Let $P: \mathcal{C}\to \mathcal{A}$ be a functor. We call a morphism $v$ of $\mathcal{C}$ *vertical* (over $A\in \mathcal{A}$) if $P(v)=1_A$; then we have the fibre category $\mathcal{C}_A$ of vertical morphisms over $A$.
We call a morphism $f: X\to Y$ in $\mathcal{C}$ *cartesian* if for $f': X'\to Y$ with $P(f)=P(f')$, there exists a unique vertical morphism $v: X'\to X$ such that $f'=f\circ v$.

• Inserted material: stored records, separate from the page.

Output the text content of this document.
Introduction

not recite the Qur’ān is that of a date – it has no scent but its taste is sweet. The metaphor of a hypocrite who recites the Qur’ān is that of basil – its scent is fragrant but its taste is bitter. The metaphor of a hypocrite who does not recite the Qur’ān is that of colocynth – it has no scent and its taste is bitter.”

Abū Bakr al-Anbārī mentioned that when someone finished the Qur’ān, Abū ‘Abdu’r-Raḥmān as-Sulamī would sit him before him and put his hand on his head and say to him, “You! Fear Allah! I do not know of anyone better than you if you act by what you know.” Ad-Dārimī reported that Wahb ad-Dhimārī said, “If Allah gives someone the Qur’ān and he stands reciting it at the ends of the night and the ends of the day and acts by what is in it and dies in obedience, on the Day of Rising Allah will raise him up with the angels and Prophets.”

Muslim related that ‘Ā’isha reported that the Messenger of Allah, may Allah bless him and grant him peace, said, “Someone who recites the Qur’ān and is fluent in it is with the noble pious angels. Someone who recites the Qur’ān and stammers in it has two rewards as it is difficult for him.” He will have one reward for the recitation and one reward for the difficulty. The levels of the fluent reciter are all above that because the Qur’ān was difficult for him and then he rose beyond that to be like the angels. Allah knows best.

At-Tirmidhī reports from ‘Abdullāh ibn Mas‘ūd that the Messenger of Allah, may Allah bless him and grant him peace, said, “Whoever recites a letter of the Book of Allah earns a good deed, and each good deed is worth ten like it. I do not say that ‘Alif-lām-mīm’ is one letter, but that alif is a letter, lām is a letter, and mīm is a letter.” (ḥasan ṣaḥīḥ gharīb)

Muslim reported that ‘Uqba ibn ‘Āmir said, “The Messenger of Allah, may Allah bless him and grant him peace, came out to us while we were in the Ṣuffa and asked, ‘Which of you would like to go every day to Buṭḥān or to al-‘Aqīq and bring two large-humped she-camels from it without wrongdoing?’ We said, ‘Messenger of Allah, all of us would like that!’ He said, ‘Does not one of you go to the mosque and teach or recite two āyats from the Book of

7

If $f: A\to B$ is in $\mathcal{A}$ and $Y\in \mathcal{C}(B)$, we call a cartesian morphism of type $\theta_f(Y): f^\ast Y\to Y$ with $P(\theta_f)=f)$ a *cartesian $f$-lifting* of $Y$. If there exists such for each $f$ and $Y$, we call $P$ a *prefibration*, and a *precleavage* is a choice of $\theta_f(Y)$ for each $f$ and $Y$. If we choose $\theta_{1_A}=1_A$, the preclivage is called *normal*.

After fixing a cleavage, we obtain a functor $\theta_f: \mathcal{C}(B)\to \mathcal{C}(A)$, and for $X\xrightarrow{f}Y\xrightarrow{g}Z$ there is a transformation $c_{g, f}: f^\ast\circ g^\ast\Rightarrow (g\circ f)^\ast$ (considering $ \theta_g(Z)\circ \theta_f(g^\ast(Z))$). Thus, we have a lax functor $\textbf{C}: \mathcal{A}^{op}\to CAT$ defined as $\textbf{C}(A)=\mathcal{C}(A)\ A\in\mathcal{A}$, $\textbf{C}(f)=f^{\ast}$,

$C_{g,f}=c_{g, f}: \textbf{C}(f)\circ \textbf{C}(g)\Rightarrow \textbf{C}(g\circ f)$.

Let $P: \mathcal{C}\to \mathcal{A}$ and $Q: \mathcal{D}\to \mathcal{A}$ be prefibrations with fixed normal cleavages. If $T: \mathcal{C}\to \mathcal{D}$ is a functor over $\mathcal{A}$, i.e. with $Q\circ T= P$, then by restriction we have functors $T_A: \textbf{C}(A)\to \textbf{D}(A)$. Applying $T$ to $\theta_f(Y)$ and considering the cartesian $\theta_f(T(Y))$ (in $\mathcal{D}$), we have a natural vertical morphism $T_f(Y): T(f^\ast(Y))\to f^\ast(T(Y))$, which defines a transformation $T_f: T_A\circ \textbf{C}(f)\Rightarrow \textbf{D}(f)\circ T_B$. The data $(T_A, T_F)_{A, f}$ is what is called an oplax transformation. In the other direction, from an oplax transformation $(T_A, T_F)_{A, f}$ we can make a functor $T: \mathcal{C}\to \mathcal{D}$ over $\mathcal{A}$ (considering that each morphism over $\mathcal{C}$ or in $\mathcal{D}$ has a unique factorization as a vertical morphism followed by a cartesian morphism).

**Thus the oplax transformations are identified with functors $T$ over $\mathcal{A}$**.

**My question is**:

If (instead of an **oplax tranformation**) we consider a **lax tranformation** $T$, i.e. a family

$T_A: \textbf{C}(A)\to \textbf{D}(A)$ and $T_f: \textbf{D}(f)\circ T_B \Rightarrow T_A\circ \textbf{C}(f)$

with the coherence conditions:

$T_{gf}\ast (d_{g, f})\circ T_C)=$

$(T_A\circ c_{g, f})\ast(T_f\circ \textbf{C}(g))\ast(\textbf{D}(f)\circ T_g): \textbf{D}(f)\circ\textbf{D}(g)\circ T_C\Rightarrow T_A\circ \textbf{D}(f)\circ\textbf{D}(g)$

(the unitary condition being unnecessary, by our choice of normal cleavages).

**Is there some way to represent $T$ as a categorical construction?**